Substitute and Calculate the Rate of Heat Loss

Substitute all the known values into the Stefan-Boltzmann equation: \( P = 0.60 \times 5.67 \times 10^{-8} \times 0.041 \times (368.15^4 - 293.15^4) \). Calculating this gives the power \( P \approx 81.8 \text{ W} \).

Key concepts

Stefan-Boltzmann Law

The Stefan-Boltzmann Law is essential in understanding thermal radiation and heat transfer. It states that the total energy radiated per unit surface area of a black body in unit time is directly proportional to the fourth power of the black body's temperature. Mathematically, this is expressed as:\[ P = \varepsilon \sigma A (T^4 - T_s^4) \] where:

• \( P \) is the power radiated, representing the rate of heat loss.
• \( \varepsilon \) is the emissivity, a measure of how effectively a real body radiates energy compared to a perfect black body.
• \( \sigma \) is the Stefan-Boltzmann constant \(5.67 \times 10^{-8} \text{ W/m}^2\text{K}^4\), a universal constant for black body radiation.
• \( A \) is the surface area of the radiating body.
• \( T \) and \( T_s \) represent the temperatures of the hot and surrounding environment in Kelvin, respectively.

This law helps us calculate the energy radiated by an object based on its temperature and surface characteristics.

Emissivity

Emissivity is a key concept in the study of thermal radiation, describing a material's effectiveness in emitting energy as thermal radiation.
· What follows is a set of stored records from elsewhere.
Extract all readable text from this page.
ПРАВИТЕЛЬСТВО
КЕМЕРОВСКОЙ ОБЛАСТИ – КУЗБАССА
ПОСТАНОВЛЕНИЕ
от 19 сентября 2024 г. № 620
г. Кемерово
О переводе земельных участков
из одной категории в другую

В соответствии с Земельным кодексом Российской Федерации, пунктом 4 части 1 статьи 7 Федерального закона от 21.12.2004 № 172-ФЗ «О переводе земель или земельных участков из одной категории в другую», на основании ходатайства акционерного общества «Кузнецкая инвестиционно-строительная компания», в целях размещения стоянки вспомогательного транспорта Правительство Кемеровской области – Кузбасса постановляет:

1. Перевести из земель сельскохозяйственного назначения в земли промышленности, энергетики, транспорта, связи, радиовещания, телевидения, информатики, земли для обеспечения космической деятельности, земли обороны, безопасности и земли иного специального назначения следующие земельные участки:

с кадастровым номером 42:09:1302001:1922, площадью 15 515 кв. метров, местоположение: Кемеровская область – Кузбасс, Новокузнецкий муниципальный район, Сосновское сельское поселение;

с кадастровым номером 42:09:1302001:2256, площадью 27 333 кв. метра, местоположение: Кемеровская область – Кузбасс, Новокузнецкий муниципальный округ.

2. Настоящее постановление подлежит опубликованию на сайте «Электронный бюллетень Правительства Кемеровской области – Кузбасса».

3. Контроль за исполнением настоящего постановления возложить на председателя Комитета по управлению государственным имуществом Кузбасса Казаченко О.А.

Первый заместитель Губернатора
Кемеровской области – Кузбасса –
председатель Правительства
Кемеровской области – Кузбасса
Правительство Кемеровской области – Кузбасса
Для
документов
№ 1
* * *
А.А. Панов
Ranging from 0 to 1, emissivity indicates how much radiation is emitted compared to a black body, which is the ideal emitter with an emissivity of 1. A material with an emissivity close to 1 radiates heat efficiently.
When considering a real-world object, such as a coffee pot in this exercise, emissivity affects how it radiates heat away. A higher emissivity indicates that the material will lose heat faster since it emits more thermal radiation. In the given problem, an emissivity of 0.60 suggests that the coffee pot is not a perfect black body, but it is relatively efficient at emitting heat.

Thermal Radiation

Thermal radiation is the energy emitted by objects due to their temperature. All bodies emit radiation spontaneously, including visible and invisible electromagnetic waves. The nature and intensity of the thermal radiation are influenced by the body's temperature and emissivity.
Unlike conduction and convection, thermal radiation does not require a medium to travel through and can occur in a vacuum. In the context of the spherical pot problem, the coffee emits thermal radiation to its cooler surroundings, leading to heat loss. The Stefan-Boltzmann Law helps quantify this energy loss, linking it to the temperature differential and the surface's emissivity.

Surface Area of a Sphere

In geometry, the sphere is a three-dimensional shape with all points on its surface equidistant from its center. For heat transfer calculations, the surface area of the sphere plays a crucial role in mathematically determining radiation losses. The formula for calculating the surface area \( A \) of a sphere based on its radius \( r \) is:\[ A = 4\pi r^2 \]
When given the volume, like in this problem, you can first find the radius using the formula for the volume \( V \) of a sphere \( V = \frac{4}{3}\pi r^3 \). From the known volume, you solve for \( r \) and subsequently find \( A \).
The specific area is vital, as it directly determines how much heat an object can radiate—it influences the rate of thermal radiation by setting the available surface through which energy escapes.